Differences in the distribution of genotypes in the proliferative vitreoretinopathy single nucleotide polymorphisms in Slovenian and other European populations

Poster Details

First Author: X.Lumi SLOVENIA

Co Author(s):    D. Jevsinek Skok   M. M. Jelen   A. Zupan   E. Bosjancic   M. Ravnik-Glavac   D. Glavac              

Abstract Details


To investigate the distribution of genotypes within 42 single nucleotide polymorphisms (SNPs) associated with proliferative vitreoretinopathy (PVR) in Slovenian (SLO) population and compare genotype frequencies with frequencies in some other European populations within 1000 genome project.


Eye Hospital, University Medical Centre Ljubljana, Ljubljana, Slovenia and Department of Molecular Genetics, Faculty of Medicine, University of Ljubljana, Slovenia.


A total of 96 healthy controls and 113 patients, who developed PVR grade C1 or more within three months after the surgery for rhegmatogenous retinal detachment were enrolled in our study. Data on genotype distributions of 42 SNPs from 503 European individuals was obtained from the Ensembl database, release 83. Firstly, genotype distributions of 42 SNPs were compared between 96 healthy SLO controls and 503 European individuals. SNPs, which exhibited a statically significant difference in their distribution, were additionally evaluated on 3 European subpopulations: 99 Utah residents with Northern and Western European ancestry (CEU), 91 residents from Britain in England and Scotland (GBR), and 107 Iberian residents from Spain (IBS) and between GBR and IBS, respectively. Finally, genotype distributions in 4 SNPs (rs17561 (IL1A), rs2069763 (IL2) and rs1800629 (TNF)) were compared between 96 healthy controls and 113 patients with PVR.

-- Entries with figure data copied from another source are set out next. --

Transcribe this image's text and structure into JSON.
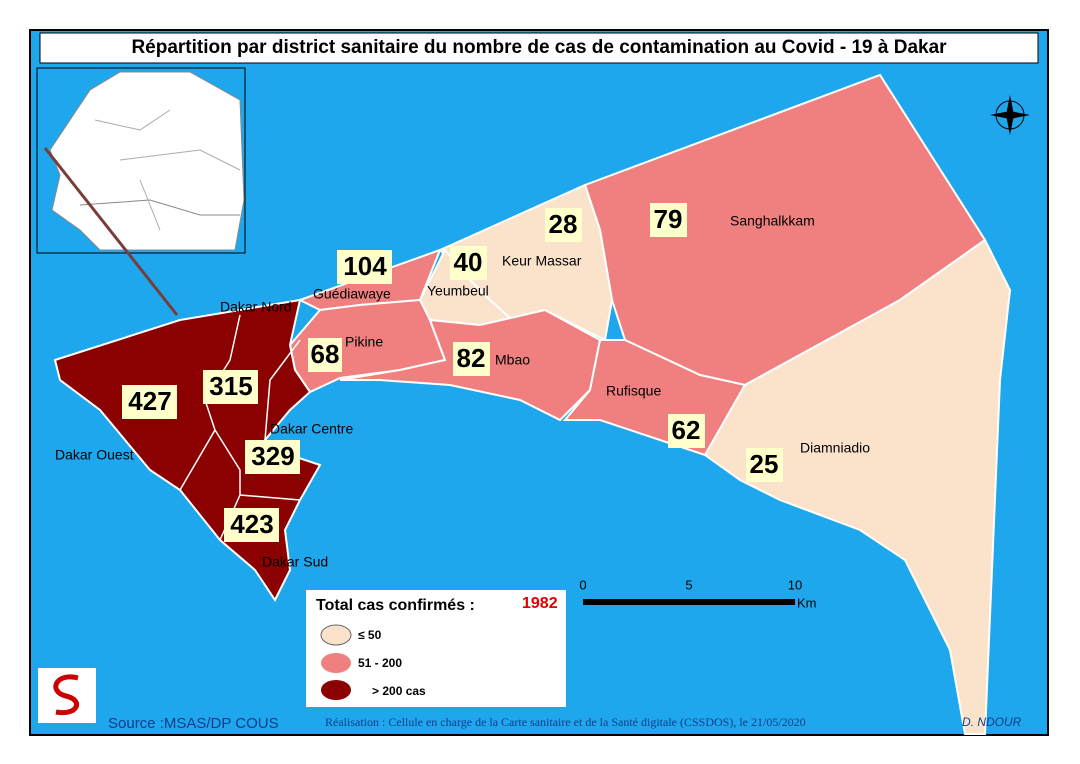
{
  "title": "Répartition par district sanitaire du nombre de cas de contamination au Covid - 19 à Dakar",
  "districts": [
    {
      "name": "Dakar Ouest",
      "cases": 427
    },
    {
      "name": "Dakar Nord",
      "cases": 315
    },
    {
      "name": "Dakar Centre",
      "cases": 329
    },
    {
      "name": "Dakar Sud",
      "cases": 423
    },
    {
      "name": "Guédiawaye",
      "cases": 104
    },
    {
      "name": "Pikine",
      "cases": 68
    },
    {
      "name": "Yeumbeul",
      "cases": 40
    },
    {
      "name": "Keur Massar",
      "cases": 28
    },
    {
      "name": "Mbao",
      "cases": 82
    },
    {
      "name": "Sanghalkkam",
      "cases": 79
    },
    {
      "name": "Rufisque",
      "cases": 62
    },
    {
      "name": "Diamniadio",
      "cases": 25
    }
  ],
  "total": {
    "label": "Total cas confirmés :",
    "value": 1982
  },
  "legend": [
    {
      "label": "≤ 50",
      "color": "#fbe3cb"
    },
    {
      "label": "51 - 200",
      "color": "#f08080"
    },
    {
      "label": "> 200 cas",
      "color": "#8b0000"
    }
  ],
  "scale": {
    "ticks": [
      0,
      5,
      10
    ],
    "unit": "Km"
  },
  "source": "Source :MSAS/DP COUS",
  "credit": "Réalisation : Cellule en charge  de la Carte sanitaire et de la Santé digitale  (CSSDOS), le 21/05/2020",
  "author": "D. NDOUR"
}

Among 42 SNPs investigated between SLO and European population, significant differences in genotype distributions were found in 10 SNPs. Distributions of genotype rs315952 (IL1RN) varied between SLO and CEU (p = 0.037), SLO and GBR (p = 0.005) and SLO and IBS (p = 0.0008), while the differences between GBR and IBS were not observed. Distributions of genotype rs1891467 (TGFB2) varied between SLO and CEU (p = 0.011), SLO and GBR (p = 0.001) and SLO and IBS (p = 0.022), as well as between GBR and IBS (p = 0.0001). Differences in the distribution of genotypes for the SNP rs3024498 (IL10) were observed between SLO and GBR (p = 0.0049), SLO and IBS (p = 0.013) and between GBR and IBS (p = 0.0006). For the SNP rs3138056 (NFKB1A), differences between SLO and CEU (p = 0.0075) and between SLO and IBS (p = 0.0078) were observed. Differences in the distributions of genotypes for the SNP rs3138045 (NFKB1A) were observed between SLO and IBS (p = 0.012) and GBR and IBS (p = 0.025), while the distributions of genotypes for the SNP rs7656613 (PDGFRA) differed between SLO and CEU (p = 0.035) and SLO and GBR (p = 0.011).


Our study revealed that genotype distributions in 10 of 42 investigated SNPs vary significantly among Europeans in comparison to genotype distributions among PVR patients and Slovenian healthy controls. We did replicate associations with PVR in only three of investigated SNPs: rs1800795 of the IL-6 gene, rs1800871 in the vicinity of the IL10 and rs1800471 of the TGFB1. Polymorphisms that fail to replicate should be checked for interactions with other polymorphisms, particularly when samples are collected from groups with distinct ethnic backgrounds or different geographic regions.